Hmmm.... I'm starting to think that this system is going to have me automating a lot of things (and I haven't even ordered it yet).
 

Madcodger

Active Member
Rupp said:
Mad,
What do you mean by waste? How is your humidifier designed?
Rupp,

Acropolis is correct. Any water not used goes down the drain. From what I've seen on my system and my friend's, it's quite a bit.

One problem I have is that I keep the fan running on our furnace 24/7. I thought our HVAC contractor was nuts when he suggested it, but with a variable speed fan it really helps to control dust in a house. The fan runs on low and is constantly filtering the air, which is great. When it needs to run at a higher speed to produce heat, it speeds up automatically.

I may be able to tie into the output that turns on the higher fan speed...
 

Acropolis

Member
Madcodger,

You should be able to turn down the water so that it is only a drip through the filter. If you are hearing water running down the drain, you have it way to high. It should just be a drip to keep the pad wet.

You could also look at something like what I am doing to only open the water solenoid when the humidity levels are low or only when the fan is on high. Have you measured the indoor humidity levels?

Acropolis
 
I've got a Skuttle 45 on my heater (installed by previous owner). I have no drain capability so I'm trying to tune it to keep the min amount of water in the pan as possible.

I was was going to hook up the motor to a powerflash (or Insteon equivalent) then control the fan with my Indigo set up.
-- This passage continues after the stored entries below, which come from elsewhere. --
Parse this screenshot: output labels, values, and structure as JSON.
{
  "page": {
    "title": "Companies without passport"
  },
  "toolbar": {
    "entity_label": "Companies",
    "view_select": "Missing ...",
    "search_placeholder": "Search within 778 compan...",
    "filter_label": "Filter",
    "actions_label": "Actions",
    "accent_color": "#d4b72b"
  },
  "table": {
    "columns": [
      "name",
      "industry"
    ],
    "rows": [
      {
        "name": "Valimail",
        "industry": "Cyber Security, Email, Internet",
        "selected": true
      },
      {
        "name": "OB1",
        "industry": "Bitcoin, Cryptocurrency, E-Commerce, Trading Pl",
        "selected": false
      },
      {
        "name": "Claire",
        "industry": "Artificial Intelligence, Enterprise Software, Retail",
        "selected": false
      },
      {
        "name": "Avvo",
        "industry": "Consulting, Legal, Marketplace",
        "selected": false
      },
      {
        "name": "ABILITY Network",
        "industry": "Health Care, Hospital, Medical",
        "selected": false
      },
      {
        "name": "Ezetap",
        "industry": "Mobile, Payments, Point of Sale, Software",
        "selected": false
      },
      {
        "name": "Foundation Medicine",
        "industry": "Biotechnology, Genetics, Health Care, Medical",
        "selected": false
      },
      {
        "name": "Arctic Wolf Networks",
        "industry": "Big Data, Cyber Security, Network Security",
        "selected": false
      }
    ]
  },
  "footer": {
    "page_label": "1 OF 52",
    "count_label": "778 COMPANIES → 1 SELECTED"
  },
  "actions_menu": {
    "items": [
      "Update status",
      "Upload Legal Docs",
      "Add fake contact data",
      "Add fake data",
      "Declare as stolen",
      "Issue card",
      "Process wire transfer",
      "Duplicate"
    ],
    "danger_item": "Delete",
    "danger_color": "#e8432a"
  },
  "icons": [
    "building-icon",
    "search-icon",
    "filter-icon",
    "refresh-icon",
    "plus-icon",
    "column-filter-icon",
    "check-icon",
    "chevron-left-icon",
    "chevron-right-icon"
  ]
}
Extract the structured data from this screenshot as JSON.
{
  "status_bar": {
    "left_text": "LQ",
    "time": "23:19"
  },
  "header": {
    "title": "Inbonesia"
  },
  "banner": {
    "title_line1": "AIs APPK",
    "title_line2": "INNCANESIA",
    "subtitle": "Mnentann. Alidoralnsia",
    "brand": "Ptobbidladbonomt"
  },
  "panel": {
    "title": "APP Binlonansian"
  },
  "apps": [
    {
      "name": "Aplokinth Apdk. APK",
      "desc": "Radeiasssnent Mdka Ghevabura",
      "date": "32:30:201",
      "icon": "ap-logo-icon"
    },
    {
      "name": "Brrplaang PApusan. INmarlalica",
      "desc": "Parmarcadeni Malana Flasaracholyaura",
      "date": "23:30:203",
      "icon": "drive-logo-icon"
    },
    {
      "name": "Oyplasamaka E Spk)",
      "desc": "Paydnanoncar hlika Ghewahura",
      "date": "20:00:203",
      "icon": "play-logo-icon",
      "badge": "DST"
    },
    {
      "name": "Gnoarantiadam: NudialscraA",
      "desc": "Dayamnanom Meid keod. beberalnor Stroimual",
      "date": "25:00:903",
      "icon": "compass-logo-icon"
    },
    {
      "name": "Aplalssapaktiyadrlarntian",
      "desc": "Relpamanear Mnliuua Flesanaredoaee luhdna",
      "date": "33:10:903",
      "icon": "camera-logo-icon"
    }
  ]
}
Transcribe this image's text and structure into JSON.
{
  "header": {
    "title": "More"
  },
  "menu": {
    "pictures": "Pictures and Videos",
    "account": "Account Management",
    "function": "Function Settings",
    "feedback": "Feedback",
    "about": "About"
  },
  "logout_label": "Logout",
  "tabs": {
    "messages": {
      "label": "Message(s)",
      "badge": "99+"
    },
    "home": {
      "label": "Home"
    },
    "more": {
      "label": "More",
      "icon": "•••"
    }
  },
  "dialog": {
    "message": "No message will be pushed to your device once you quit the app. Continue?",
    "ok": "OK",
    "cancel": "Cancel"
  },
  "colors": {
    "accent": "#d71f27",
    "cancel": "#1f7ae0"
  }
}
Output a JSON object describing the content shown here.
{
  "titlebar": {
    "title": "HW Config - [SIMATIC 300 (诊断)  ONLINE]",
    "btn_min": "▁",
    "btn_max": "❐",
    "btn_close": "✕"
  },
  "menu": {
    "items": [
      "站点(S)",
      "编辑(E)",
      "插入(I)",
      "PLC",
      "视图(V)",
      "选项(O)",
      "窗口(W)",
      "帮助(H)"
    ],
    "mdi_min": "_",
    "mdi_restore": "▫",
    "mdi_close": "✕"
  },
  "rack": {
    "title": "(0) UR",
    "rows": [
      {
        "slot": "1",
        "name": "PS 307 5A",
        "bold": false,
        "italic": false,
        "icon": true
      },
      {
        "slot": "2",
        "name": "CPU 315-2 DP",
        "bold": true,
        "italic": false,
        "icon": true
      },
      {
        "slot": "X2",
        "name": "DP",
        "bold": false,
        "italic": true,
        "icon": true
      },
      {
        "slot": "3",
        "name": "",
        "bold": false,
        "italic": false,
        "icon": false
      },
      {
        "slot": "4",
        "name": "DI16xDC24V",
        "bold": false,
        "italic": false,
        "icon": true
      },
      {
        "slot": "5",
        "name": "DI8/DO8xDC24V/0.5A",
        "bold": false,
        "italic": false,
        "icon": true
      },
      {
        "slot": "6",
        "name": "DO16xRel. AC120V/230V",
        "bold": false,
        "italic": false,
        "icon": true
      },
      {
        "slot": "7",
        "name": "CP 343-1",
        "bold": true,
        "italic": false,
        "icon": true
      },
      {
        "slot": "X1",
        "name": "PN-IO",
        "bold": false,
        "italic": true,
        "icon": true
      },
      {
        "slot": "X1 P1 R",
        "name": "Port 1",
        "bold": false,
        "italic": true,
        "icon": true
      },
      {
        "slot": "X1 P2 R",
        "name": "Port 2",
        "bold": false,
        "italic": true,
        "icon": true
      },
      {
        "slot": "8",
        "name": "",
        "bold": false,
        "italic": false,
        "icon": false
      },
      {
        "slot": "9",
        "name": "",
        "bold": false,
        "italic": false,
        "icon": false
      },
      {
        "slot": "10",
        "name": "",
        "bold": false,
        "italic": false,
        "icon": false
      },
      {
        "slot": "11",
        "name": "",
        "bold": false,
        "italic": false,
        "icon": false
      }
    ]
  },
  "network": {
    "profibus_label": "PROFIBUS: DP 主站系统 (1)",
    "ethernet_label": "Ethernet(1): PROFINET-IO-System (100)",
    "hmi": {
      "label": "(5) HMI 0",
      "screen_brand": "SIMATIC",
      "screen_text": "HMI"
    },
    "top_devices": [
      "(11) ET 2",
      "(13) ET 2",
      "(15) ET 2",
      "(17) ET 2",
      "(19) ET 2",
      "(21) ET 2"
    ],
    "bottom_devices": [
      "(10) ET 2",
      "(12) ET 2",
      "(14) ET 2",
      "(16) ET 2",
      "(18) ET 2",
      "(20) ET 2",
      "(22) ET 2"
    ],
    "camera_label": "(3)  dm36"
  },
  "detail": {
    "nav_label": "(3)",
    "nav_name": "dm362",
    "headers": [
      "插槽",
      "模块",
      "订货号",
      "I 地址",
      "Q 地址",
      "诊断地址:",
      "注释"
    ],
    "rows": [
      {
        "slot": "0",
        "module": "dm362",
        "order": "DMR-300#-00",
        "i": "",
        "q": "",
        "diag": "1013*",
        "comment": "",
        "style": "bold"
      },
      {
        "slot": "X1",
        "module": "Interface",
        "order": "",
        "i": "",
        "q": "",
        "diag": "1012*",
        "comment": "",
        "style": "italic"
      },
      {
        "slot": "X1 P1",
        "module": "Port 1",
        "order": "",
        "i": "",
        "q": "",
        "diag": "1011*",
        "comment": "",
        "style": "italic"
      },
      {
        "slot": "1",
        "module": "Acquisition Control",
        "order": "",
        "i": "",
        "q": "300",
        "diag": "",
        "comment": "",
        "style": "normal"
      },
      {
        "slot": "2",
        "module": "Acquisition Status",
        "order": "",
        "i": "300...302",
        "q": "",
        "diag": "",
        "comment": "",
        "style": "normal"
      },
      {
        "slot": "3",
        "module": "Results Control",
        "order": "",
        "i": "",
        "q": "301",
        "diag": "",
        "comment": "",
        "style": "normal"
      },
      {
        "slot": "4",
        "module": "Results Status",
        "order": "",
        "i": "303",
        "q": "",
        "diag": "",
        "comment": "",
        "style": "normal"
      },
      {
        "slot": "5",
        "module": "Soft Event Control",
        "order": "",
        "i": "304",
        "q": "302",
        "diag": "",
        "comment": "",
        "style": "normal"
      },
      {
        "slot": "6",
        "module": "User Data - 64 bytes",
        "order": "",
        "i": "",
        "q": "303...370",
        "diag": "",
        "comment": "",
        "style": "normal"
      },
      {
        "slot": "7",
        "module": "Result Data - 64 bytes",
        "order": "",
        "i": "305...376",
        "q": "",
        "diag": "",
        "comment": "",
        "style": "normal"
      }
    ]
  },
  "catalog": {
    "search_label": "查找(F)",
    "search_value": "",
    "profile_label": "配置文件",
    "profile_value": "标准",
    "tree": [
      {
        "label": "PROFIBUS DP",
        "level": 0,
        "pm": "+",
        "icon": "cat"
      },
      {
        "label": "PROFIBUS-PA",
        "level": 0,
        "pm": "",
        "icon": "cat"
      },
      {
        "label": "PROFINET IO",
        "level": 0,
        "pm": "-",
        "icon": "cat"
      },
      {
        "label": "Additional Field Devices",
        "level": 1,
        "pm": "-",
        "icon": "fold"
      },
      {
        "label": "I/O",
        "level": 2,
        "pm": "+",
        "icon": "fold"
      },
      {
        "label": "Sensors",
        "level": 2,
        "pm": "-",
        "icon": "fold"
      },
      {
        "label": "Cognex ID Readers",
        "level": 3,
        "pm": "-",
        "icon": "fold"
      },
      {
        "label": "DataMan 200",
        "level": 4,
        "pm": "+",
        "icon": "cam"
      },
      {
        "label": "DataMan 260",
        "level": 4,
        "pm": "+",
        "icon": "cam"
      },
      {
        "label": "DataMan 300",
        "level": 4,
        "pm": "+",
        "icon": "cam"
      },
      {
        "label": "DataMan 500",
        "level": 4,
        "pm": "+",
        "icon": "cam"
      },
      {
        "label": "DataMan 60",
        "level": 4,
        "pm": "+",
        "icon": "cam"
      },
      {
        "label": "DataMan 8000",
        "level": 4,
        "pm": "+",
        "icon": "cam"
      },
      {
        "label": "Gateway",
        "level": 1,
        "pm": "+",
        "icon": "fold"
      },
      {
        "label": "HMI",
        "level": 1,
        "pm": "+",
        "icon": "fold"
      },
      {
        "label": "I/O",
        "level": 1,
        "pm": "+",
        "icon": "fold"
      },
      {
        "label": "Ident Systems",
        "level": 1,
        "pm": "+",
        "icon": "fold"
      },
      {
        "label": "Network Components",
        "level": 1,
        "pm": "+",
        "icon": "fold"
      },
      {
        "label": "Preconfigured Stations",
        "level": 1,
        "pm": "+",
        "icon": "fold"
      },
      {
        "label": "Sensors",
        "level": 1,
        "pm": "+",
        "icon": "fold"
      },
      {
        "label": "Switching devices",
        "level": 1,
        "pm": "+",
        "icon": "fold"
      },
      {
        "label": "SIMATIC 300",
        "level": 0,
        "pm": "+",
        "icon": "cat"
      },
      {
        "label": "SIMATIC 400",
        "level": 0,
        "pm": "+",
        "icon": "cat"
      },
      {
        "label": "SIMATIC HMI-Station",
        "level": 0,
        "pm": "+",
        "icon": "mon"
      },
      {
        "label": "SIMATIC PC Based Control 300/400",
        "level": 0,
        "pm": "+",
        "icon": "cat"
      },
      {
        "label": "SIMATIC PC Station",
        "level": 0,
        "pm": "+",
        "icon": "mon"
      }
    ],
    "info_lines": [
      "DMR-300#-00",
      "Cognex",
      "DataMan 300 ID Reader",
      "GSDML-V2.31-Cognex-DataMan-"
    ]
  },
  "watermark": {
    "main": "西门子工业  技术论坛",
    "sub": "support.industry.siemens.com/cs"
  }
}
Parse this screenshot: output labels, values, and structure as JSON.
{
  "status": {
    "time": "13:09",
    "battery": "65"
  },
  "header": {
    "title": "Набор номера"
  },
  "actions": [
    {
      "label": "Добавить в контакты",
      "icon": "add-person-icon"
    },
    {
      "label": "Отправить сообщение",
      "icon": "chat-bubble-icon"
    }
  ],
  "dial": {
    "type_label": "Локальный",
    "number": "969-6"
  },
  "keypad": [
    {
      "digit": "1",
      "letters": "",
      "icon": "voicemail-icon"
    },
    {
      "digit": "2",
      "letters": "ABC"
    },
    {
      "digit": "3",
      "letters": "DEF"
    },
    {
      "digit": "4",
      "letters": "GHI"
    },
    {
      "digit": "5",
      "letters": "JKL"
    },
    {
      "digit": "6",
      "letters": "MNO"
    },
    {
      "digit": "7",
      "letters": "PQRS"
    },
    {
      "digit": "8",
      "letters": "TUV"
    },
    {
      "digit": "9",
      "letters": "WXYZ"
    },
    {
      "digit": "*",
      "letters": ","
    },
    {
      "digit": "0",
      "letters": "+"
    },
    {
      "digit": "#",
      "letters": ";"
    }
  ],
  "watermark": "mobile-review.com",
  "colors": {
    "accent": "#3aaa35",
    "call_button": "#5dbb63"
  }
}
Still need humidity sensing capabilities though.
 

Madcodger

Active Member
Acropolis said:
Madcodger,

You should be able to turn down the water so that it is only a drip through the filter. If you are hearing water running down the drain, you have it way to high. It should just be a drip to keep the pad wet.

You could also look at something like what I am doing to only open the water solenoid when the humidity levels are low or only when the fan is on high. Have you measured the indoor humidity levels?

Acropolis
Thanks, Acropolis. I think you're absolutely right - I had it too high, as did my friend. I haven't measured indoor humidity through the HA system yet. I use HomeSeer, and have been hoping the ACRF plugin for that would be able to handle the Oregon Scientific sensors as I have several that report into a freestanding RF monitor / receiver. It won't tie into the HA system, though.

If I can ever get a few days off, this is one of the projects I want to play with.